Impressionism inspired Mr. Davison to experiment with ‘soft focus’ photography that produced his most famous photograph, The Onion Field (originally titled An Old Farmstead). One of the first photographs taken with a pinhole camera, Mr. Davison won a coveted prize during the Photographic Society of Great Britain exhibition of 1890.
Professional animosities led to the resignations of Mr. Davison and Mr. Robinson from the society, and they teamed to form The Linked Ring in 1892. This association became extremely influential and its first Photographic Salon exhibition in October 1893 featured photographs by Mr. Davison as well as other popular photographers of the day.

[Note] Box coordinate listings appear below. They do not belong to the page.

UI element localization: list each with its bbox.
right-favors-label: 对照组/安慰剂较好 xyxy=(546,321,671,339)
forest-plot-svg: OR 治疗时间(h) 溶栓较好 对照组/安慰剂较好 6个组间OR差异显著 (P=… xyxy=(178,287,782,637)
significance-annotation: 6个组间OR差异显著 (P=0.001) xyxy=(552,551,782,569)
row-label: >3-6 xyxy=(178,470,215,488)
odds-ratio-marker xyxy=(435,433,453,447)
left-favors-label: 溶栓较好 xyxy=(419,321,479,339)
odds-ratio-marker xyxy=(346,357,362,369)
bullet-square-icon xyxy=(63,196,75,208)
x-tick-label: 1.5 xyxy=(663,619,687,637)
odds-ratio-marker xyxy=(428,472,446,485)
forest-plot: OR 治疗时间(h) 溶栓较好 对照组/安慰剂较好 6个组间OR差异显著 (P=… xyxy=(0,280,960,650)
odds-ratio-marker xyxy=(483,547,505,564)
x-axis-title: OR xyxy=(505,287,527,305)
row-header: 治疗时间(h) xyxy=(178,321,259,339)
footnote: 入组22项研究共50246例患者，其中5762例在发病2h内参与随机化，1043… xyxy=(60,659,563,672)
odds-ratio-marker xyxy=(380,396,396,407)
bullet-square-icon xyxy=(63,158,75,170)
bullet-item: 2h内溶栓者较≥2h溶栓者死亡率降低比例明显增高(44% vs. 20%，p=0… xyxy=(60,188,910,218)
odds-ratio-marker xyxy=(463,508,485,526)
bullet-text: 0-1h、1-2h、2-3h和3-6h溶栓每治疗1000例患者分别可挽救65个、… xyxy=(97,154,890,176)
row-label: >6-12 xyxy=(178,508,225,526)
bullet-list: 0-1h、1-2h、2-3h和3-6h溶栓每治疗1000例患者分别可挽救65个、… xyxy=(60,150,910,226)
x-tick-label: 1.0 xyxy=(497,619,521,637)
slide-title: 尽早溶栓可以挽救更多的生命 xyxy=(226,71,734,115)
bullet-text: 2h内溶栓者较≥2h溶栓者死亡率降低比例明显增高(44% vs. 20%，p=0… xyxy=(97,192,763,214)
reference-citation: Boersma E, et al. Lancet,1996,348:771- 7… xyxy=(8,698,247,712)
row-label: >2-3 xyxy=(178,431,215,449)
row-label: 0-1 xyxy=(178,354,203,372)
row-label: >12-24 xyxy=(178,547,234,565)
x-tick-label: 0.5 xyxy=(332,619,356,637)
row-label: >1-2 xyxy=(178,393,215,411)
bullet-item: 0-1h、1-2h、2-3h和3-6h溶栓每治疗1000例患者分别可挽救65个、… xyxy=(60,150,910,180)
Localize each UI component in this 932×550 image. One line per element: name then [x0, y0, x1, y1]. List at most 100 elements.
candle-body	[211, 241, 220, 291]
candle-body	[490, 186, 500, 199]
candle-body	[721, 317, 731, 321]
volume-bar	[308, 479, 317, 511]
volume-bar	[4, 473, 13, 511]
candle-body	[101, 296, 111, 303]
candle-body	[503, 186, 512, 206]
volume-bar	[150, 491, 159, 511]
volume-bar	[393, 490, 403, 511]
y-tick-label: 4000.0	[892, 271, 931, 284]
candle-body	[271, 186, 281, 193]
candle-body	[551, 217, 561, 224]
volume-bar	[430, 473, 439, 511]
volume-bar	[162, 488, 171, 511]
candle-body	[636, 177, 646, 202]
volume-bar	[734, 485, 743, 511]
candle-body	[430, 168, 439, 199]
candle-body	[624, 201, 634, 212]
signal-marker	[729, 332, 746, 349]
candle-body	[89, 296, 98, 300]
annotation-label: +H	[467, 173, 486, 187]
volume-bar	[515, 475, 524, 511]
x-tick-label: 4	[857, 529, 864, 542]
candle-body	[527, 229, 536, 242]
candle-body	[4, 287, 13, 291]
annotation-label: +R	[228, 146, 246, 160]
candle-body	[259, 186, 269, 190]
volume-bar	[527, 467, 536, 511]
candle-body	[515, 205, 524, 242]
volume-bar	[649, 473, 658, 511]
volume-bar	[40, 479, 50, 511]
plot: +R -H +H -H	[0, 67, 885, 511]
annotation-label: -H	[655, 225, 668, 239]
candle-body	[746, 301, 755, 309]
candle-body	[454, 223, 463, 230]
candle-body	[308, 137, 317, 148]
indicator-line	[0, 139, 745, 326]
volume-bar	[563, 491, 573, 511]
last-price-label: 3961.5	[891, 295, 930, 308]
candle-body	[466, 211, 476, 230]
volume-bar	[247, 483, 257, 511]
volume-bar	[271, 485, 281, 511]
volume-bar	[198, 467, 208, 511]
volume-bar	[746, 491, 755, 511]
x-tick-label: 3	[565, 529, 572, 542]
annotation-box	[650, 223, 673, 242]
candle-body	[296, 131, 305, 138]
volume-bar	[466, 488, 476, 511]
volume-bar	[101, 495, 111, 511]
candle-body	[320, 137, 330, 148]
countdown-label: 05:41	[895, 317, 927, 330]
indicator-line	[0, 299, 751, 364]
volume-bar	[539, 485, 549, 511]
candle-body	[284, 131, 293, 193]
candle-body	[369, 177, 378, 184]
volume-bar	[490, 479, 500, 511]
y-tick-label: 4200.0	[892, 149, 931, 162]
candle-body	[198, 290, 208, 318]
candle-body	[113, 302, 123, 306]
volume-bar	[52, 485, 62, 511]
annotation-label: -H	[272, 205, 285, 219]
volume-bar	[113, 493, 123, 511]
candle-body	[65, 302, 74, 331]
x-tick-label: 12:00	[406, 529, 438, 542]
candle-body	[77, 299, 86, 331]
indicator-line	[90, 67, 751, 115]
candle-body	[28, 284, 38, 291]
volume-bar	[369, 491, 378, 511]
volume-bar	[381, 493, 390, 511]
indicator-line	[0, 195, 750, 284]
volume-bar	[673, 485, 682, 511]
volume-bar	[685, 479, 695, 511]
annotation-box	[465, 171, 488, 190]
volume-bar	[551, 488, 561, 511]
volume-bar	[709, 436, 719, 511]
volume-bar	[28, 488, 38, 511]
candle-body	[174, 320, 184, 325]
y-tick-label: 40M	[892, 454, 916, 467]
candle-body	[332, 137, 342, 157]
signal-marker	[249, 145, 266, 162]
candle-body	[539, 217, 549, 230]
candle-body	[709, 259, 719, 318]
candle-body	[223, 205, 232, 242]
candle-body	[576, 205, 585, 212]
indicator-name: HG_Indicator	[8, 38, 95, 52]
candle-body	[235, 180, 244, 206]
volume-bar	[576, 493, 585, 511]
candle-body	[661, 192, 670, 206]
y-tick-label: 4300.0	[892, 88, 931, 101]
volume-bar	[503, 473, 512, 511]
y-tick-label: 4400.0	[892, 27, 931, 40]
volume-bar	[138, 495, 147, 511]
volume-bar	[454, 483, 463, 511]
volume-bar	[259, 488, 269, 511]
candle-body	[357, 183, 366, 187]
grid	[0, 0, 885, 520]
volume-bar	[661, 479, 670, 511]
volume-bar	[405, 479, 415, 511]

In 1889, George Eastman named Mr. Davison director of the Emerson Photographic Materials Company’s British division. By 1900, he was Kodak’s managing director, and despite the rather meager salary of £1,000, Mr. Davison shrewdly took advantage of available stock options and soon owned more shares of Eastman-Kodak than anyone except George Eastman.
Despite his increasing preoccupation with business, Mr. Davison continued taking innovative photographs and showcasing his work. His gum-bichromate prints were first shown to enthusiastic audiences in 1898. However, by 1911, cracks within The Linked Ring began to emerge. Mr. Davison left and formed the London Secession. His last exhibition was a print of Harlech Castle in May 1911.
In later years, Mr. Davison devoted much of his time and wealth to left-wing causes. He supported several anarchist organizations, which led to his forced resignation from Kodak in 1912 and the breakup of his marriage in 1913. Mr. Davison later married his former housekeeper Florence “Joan” Austin-Jones, and they had a daughter Doreen in 1921.
His declining health forced Mr. Davison to sell his beloved Wern Fawr estate and relocate to Antibes, France, which is where he died after a brief illness on December 26, 1930. Unfortunately, George Davison is more remembered for his anarchist views than he is for his important contributions to Impressionist photography. Collections of Mr. Davison’s photographs may be found at the Royal Photographic Society and the George Eastman House in Rochester, New York.
Ref: Encyclopedia of Nineteenth-Century Photography, Volume 1 (New York: Routledge/Taylor & Francis Group LLC, 2008), pp. 387-388.